How can I share the good in my life, and the bad, without being attacked for it?
I only know how to get out of my head through writing, through sharing
my thoughts, dreams, emotions, feelings,
the light and dark of who I am.
I’m not weak. I am strong.
I use my words to lift, not to bring down.
I don’t blame anyone.
What’s the sense in blaming?
I have my good days, I have my bad.
That’s life with a mental illness.
It doesn’t mean I’m weak.
It doesn’t mean I’m “Dr. Jekyll & Mr. Hyde”.
Do you realize how words can destroy?
How words can cut like a knife
and you’re left with scars that will never heal?
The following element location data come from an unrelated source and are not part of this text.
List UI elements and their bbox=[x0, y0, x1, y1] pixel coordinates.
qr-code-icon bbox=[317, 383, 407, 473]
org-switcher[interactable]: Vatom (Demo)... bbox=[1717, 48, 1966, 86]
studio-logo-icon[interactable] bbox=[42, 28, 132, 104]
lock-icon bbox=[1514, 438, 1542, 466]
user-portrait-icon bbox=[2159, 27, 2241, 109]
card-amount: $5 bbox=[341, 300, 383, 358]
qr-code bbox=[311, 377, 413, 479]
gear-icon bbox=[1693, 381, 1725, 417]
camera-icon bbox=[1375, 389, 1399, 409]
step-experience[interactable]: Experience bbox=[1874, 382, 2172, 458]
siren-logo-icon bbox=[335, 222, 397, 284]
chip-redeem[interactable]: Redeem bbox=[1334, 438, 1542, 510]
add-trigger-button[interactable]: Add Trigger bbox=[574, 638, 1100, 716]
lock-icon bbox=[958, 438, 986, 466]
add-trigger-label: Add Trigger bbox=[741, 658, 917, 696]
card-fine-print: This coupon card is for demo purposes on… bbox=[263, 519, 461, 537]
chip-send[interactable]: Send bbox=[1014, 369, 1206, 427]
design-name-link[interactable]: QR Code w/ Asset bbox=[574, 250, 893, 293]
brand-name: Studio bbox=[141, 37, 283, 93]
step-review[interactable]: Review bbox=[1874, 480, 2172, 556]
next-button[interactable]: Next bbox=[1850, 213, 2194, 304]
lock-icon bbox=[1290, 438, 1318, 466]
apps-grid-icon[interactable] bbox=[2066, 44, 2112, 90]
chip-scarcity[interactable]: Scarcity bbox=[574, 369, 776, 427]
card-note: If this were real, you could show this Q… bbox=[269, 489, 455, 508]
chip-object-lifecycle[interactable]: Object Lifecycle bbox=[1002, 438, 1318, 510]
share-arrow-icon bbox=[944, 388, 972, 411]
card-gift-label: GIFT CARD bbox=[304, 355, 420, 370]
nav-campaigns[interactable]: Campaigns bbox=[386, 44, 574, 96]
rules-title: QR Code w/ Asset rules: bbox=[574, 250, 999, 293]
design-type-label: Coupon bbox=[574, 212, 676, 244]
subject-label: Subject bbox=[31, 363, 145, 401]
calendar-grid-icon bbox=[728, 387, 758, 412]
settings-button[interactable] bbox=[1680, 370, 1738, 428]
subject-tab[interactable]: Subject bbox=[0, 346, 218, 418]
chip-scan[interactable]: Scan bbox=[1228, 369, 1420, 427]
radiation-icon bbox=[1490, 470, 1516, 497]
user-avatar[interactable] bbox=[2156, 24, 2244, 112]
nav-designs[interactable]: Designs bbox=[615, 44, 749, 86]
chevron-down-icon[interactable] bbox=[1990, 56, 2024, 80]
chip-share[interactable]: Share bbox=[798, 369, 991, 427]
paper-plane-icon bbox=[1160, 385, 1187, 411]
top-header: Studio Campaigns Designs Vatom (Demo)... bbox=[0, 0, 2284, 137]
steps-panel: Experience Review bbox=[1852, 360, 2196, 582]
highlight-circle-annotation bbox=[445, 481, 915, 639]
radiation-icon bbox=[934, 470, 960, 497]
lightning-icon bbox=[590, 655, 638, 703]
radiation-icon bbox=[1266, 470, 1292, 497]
I want love, light, happiness, joy,
but I sometimes am pulled into darkness.
Is that so bad?
Is it so bad that I fight my demons and share that with the world?
Is it so bad that I want to help others, to show them that they aren’t alone?
Because when you are in the depths of darkness you truly feel alone.
And using your words to attack how someone else is feeling is wrong.
It makes us feel worse.
It shatters us.
Those words hit us like shards of glass
and break us when we are trying to build ourselves up again.
Do you want me to remain in pieces forever?
I want to get better. I want to feel better.
But I need support.
And words are my only way to share how I am feeling.
So why break me down where I feel like I can’t use my words.
Where I can’t share my joy or despair with others?
It’s a healthy way to cope.
So if you’re reading this, know you hurt me.
Part of me just wants to shut down this blog,
say I’m through. Because I keep being attacked.
But the other part says no I’m doing the right thing
by sharing, by fighting publicly these demons that a lot of us battle
alone, in darkness, in silence.
My words might bother you, but they are my own
and they are what I take with me into battle.
So despite what you say, despite how I feel
I will keep on fighting and sharing
because it’s the only way I won’t drown.